Another creator, Tomlinson, known as Brittany Broski, filed a state labor complaint alleging Jacob withheld more than $ 23,000 from her. Tomlinson told Lorenz that Jacob is trying to include creators in their contracts. Their complaint also alleged that Jacob was charging up to a 20% commission.

Jacob denies the claims about her in the article, saying that “nothing (Lorenz) wrote in the article was true”.

Jacob said some of her TikTok creator clients – including Charli and Dixie D’Amelio and Tomlinson – left and signed with the United Talent Agency. Others came to Digital Brand Architects, an influencer and marketing agency that was acquired by UTA in 2019.

Jacob’s complaint also states that Lorenz failed to disclose her own working relationship as a client of UTA, a company she reported on in the Times. “(UTA was) really positioned to attract my customers. They didn’t like me to sign them into physical contracts, ”Jacob told TheWrap. She says the companies went around her so as not to violate customers’ contracts.

A representative from UTA did not immediately respond to a request for comment.

“The most powerful newspaper in the world and one of the most powerful companies in Hollywood have teamed up against me.

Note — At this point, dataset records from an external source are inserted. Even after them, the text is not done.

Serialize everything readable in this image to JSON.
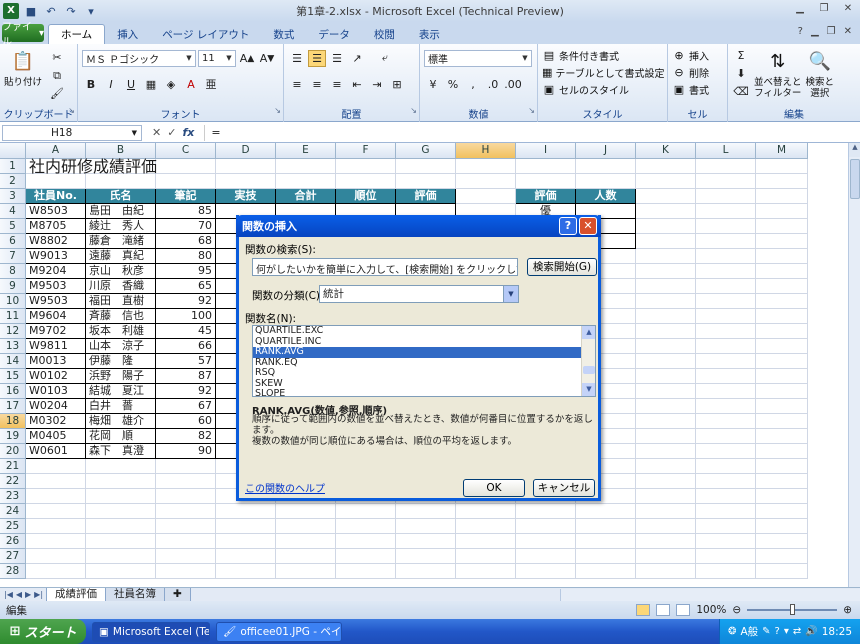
{
  "window": {
    "title": "第1章-2.xlsx - Microsoft Excel (Technical Preview)"
  },
  "office_button_label": "ファイル",
  "ribbon_tabs": [
    "ホーム",
    "挿入",
    "ページ レイアウト",
    "数式",
    "データ",
    "校閲",
    "表示"
  ],
  "ribbon": {
    "clipboard": {
      "label": "クリップボード",
      "paste": "貼り付け"
    },
    "font": {
      "label": "フォント",
      "name": "ＭＳ Ｐゴシック",
      "size": "11"
    },
    "alignment": {
      "label": "配置"
    },
    "number": {
      "label": "数値",
      "format": "標準"
    },
    "styles": {
      "label": "スタイル",
      "conditional": "条件付き書式",
      "table": "テーブルとして書式設定",
      "cell_styles": "セルのスタイル"
    },
    "cells": {
      "label": "セル",
      "insert": "挿入",
      "delete": "削除",
      "format": "書式"
    },
    "editing": {
      "label": "編集",
      "sort": "並べ替えと\nフィルター",
      "find": "検索と\n選択"
    }
  },
  "formula_bar": {
    "name_box": "H18",
    "content": "="
  },
  "columns": [
    "A",
    "B",
    "C",
    "D",
    "E",
    "F",
    "G",
    "H",
    "I",
    "J",
    "K",
    "L",
    "M"
  ],
  "rows": [
    "1",
    "2",
    "3",
    "4",
    "5",
    "6",
    "7",
    "8",
    "9",
    "10",
    "11",
    "12",
    "13",
    "14",
    "15",
    "16",
    "17",
    "18",
    "19",
    "20",
    "21",
    "22",
    "23",
    "24",
    "25",
    "26",
    "27",
    "28"
  ],
  "sheet": {
    "title": "社内研修成績評価",
    "headers": [
      "社員No.",
      "氏名",
      "筆記",
      "実技",
      "合計",
      "順位",
      "評価"
    ],
    "records": [
      {
        "id": "W8503",
        "name": "島田　由紀",
        "score": "85"
      },
      {
        "id": "M8705",
        "name": "綾辻　秀人",
        "score": "70"
      },
      {
        "id": "W8802",
        "name": "藤倉　滝緒",
        "score": "68"
      },
      {
        "id": "W9013",
        "name": "遠藤　真紀",
        "score": "80"
      },
      {
        "id": "M9204",
        "name": "京山　秋彦",
        "score": "95"
      },
      {
        "id": "M9503",
        "name": "川原　香織",
        "score": "65"
      },
      {
        "id": "W9503",
        "name": "福田　直樹",
        "score": "92"
      },
      {
        "id": "M9604",
        "name": "斉藤　信也",
        "score": "100"
      },
      {
        "id": "M9702",
        "name": "坂本　利雄",
        "score": "45"
      },
      {
        "id": "W9811",
        "name": "山本　涼子",
        "score": "66"
      },
      {
        "id": "M0013",
        "name": "伊藤　隆",
        "score": "57"
      },
      {
        "id": "W0102",
        "name": "浜野　陽子",
        "score": "87"
      },
      {
        "id": "W0103",
        "name": "結城　夏江",
        "score": "92"
      },
      {
        "id": "W0204",
        "name": "白井　薔",
        "score": "67"
      },
      {
        "id": "M0302",
        "name": "梅畑　雄介",
        "score": "60"
      },
      {
        "id": "M0405",
        "name": "花岡　順",
        "score": "82"
      },
      {
        "id": "W0601",
        "name": "森下　真澄",
        "score": "90"
      }
    ],
    "eval_headers": [
      "評価",
      "人数"
    ],
    "eval_first": "優"
  },
  "sheet_tabs": [
    "成績評価",
    "社員名簿"
  ],
  "status": {
    "mode": "編集",
    "zoom": "100%"
  },
  "taskbar": {
    "start": "スタート",
    "items": [
      "Microsoft Excel (Tec...",
      "officee01.JPG - ペイ..."
    ],
    "ime": "A般",
    "clock": "18:25"
  },
  "dialog": {
    "title": "関数の挿入",
    "search_label": "関数の検索(S):",
    "search_value": "何がしたいかを簡単に入力して、[検索開始] をクリックしてください。",
    "search_button": "検索開始(G)",
    "category_label": "関数の分類(C):",
    "category_value": "統計",
    "list_label": "関数名(N):",
    "functions": [
      "QUARTILE.EXC",
      "QUARTILE.INC",
      "RANK.AVG",
      "RANK.EQ",
      "RSQ",
      "SKEW",
      "SLOPE"
    ],
    "selected": "RANK.AVG",
    "syntax": "RANK.AVG(数値,参照,順序)",
    "desc1": "順序に従って範囲内の数値を並べ替えたとき、数値が何番目に位置するかを返します。",
    "desc2": "複数の数値が同じ順位にある場合は、順位の平均を返します。",
    "help_link": "この関数のヘルプ",
    "ok": "OK",
    "cancel": "キャンセル"
  }
}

My startup Influences.com represented social media influencers and we turned a very lucrative industry upside down, ”said Jacob. “This is not the first time the New York Times and its powerful, privileged owners have published lies to fill their own pockets and, as a result, ruin the lives of innocent people. This abuse of power in the media cannot go on like this, because while the New York Times and Taylor Lorenz act as watchdogs for the world and reject those they deem dishonorable – who is watching them and holding them accountable? “

In the year since the article was published, Jacob said she left Influences to work on a new project to create a management platform for YouTubers. She has also tried to get her side of the story out, with little success. “There wasn’t much interest in what happened to me. A lot of people don’t understand social media and Hollywood, ”she said.

The National Suicide Prevention Lifeline 1-800-273-TALK (8255) is a free, 24/7 confidential service that can provide support, information, and local resources to people experiencing a suicidal or emotional distress or their community.